Mary Chapin Carpenter: Hometown Girl - 1987
This was Mary Chapin Carpenter's much underrated, beautiful, melodic debut album. It is an album of a young girl singing the most tender, sensitive, moving and wise beyond her years songs.
It is one of my favourite albums. It is more "country" than her subsequent albums, probably the most so of her output, but certainly is different from the stereotypical crying in the roadhouse over your divorce and unfaithful, feckless husband sort of fare.
While it was recorded in Nashville, it is not your typical Nashville album. It is based around the expected acoustic strumming guitar and some fetching violin breaks, with some electric guitar, but a bit less than on her later albums. All the songs are irresistibly catchy and tuneful. Mary has a real ear for a melody and a hook, and her lyrics are just so emotive, observant - you hear them and just find yourself nodding in agreement with whatever it is she has just sung.
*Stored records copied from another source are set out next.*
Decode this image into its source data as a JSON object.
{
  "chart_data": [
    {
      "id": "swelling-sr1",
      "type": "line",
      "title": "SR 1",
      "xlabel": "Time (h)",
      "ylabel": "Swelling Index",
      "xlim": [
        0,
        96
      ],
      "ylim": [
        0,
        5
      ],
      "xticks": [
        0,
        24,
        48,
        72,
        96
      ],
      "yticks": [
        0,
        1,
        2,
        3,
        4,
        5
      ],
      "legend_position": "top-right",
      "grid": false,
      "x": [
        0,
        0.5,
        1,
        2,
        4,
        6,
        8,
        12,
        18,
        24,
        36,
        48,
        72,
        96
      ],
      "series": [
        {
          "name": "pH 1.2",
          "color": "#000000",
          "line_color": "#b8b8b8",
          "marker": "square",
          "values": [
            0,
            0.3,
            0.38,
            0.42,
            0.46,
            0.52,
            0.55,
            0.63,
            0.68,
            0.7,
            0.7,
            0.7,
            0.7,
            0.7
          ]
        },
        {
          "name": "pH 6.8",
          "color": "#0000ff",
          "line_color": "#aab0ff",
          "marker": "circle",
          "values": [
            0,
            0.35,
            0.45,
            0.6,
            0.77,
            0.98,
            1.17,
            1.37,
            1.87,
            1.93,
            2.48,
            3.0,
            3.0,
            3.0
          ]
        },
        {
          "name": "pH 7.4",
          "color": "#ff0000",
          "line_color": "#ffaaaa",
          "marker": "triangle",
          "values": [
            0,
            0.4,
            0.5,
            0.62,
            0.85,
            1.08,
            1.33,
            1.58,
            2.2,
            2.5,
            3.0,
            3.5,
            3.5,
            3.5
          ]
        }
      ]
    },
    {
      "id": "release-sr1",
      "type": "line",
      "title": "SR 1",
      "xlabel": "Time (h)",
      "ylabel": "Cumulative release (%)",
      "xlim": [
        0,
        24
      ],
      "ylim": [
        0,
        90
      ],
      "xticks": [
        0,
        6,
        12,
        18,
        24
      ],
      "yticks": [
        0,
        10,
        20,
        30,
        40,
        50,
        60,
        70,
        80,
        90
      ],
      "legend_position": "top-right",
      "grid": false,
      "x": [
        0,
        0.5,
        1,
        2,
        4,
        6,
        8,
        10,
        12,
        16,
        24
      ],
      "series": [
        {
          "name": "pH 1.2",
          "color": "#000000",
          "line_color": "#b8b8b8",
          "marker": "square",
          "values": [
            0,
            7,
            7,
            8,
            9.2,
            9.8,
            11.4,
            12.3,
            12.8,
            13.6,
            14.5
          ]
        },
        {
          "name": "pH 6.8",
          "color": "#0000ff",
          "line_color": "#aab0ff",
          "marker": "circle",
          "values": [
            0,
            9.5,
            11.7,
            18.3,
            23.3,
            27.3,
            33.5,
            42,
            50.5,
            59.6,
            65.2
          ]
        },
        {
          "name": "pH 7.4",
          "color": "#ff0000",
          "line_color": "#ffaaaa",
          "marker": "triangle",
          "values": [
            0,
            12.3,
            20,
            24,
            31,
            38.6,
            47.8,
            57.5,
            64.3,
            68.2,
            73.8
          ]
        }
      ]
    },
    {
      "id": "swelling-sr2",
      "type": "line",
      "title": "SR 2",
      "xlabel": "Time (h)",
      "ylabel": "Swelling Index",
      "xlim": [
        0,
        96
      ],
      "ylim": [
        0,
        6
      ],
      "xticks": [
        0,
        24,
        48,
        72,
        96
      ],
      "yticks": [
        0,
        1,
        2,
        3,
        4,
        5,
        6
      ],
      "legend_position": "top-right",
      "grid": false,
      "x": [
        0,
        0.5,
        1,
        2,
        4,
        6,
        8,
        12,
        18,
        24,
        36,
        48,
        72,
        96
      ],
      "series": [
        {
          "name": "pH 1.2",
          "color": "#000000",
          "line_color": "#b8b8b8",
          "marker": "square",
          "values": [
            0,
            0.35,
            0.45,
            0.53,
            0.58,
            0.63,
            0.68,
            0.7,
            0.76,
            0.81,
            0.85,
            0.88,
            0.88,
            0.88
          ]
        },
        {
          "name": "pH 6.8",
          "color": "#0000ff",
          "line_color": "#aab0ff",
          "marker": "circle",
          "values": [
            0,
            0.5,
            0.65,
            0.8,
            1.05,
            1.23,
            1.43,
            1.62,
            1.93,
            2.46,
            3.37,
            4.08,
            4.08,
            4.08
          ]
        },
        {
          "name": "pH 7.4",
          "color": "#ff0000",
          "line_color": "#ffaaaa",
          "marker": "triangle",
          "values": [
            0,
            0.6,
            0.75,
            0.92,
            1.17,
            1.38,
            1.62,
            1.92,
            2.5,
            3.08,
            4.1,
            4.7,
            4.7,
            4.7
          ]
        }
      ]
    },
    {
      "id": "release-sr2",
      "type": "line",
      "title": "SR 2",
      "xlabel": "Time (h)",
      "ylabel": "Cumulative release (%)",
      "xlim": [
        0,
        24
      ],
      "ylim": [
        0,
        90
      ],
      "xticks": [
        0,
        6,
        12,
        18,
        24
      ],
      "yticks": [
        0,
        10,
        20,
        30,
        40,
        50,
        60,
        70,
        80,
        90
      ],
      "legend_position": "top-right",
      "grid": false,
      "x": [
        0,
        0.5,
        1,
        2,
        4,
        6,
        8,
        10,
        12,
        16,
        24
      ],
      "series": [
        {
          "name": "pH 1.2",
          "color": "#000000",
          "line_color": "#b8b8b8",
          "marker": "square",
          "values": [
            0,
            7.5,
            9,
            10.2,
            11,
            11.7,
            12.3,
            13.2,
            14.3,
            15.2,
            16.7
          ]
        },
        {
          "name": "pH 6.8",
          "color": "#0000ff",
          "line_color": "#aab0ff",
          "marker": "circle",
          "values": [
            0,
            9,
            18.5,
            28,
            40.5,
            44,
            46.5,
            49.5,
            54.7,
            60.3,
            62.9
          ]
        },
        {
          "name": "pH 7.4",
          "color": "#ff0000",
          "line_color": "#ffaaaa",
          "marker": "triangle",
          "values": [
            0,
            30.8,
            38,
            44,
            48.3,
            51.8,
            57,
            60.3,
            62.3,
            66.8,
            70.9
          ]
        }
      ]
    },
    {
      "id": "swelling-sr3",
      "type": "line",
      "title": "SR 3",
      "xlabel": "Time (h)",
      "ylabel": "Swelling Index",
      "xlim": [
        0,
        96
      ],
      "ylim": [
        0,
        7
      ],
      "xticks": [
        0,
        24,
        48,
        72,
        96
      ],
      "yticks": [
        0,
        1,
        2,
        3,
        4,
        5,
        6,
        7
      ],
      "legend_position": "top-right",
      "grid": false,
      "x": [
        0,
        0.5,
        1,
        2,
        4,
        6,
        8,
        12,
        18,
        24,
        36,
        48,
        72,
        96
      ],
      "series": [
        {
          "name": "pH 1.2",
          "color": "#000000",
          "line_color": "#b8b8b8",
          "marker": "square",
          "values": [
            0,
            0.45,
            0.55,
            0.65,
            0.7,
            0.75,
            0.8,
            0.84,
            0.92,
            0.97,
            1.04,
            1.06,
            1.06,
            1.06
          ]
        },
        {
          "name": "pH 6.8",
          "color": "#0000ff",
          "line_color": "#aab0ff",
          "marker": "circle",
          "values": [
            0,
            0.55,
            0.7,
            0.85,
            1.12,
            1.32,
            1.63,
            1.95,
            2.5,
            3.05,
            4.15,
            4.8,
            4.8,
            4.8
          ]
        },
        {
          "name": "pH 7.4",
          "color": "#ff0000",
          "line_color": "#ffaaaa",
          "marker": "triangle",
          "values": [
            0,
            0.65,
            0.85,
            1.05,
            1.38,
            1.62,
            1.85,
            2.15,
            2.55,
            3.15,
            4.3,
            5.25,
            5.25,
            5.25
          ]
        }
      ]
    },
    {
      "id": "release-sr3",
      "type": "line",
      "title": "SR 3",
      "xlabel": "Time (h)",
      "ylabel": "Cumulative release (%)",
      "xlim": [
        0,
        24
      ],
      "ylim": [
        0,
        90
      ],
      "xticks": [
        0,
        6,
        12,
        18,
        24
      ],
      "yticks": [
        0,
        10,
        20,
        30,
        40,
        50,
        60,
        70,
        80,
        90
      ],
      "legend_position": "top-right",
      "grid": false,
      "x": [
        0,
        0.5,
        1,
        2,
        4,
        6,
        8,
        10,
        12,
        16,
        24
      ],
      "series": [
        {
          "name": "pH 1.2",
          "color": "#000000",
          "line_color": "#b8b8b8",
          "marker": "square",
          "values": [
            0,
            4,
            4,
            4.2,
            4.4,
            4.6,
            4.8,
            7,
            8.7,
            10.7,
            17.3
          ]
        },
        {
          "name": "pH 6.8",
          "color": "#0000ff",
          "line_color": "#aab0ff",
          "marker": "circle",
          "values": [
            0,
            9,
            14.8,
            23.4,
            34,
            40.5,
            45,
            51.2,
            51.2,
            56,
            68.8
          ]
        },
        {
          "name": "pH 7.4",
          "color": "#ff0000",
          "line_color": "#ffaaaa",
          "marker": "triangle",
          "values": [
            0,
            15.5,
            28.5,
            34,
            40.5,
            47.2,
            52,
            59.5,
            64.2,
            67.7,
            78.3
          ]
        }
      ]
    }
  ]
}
A Lot Like Me is lively but gently romantic, while Other Streets And Other Towns is just a gorgeous slow country ballad, but with a real soulful twist in its delivery. The music is not all steel guitars, far from it, there are hardly any at all. The guitar solo on this song, for example, is pure laid-back rock. Mary had obviously been in love when writing this album, many of the songs are impossibly romantic.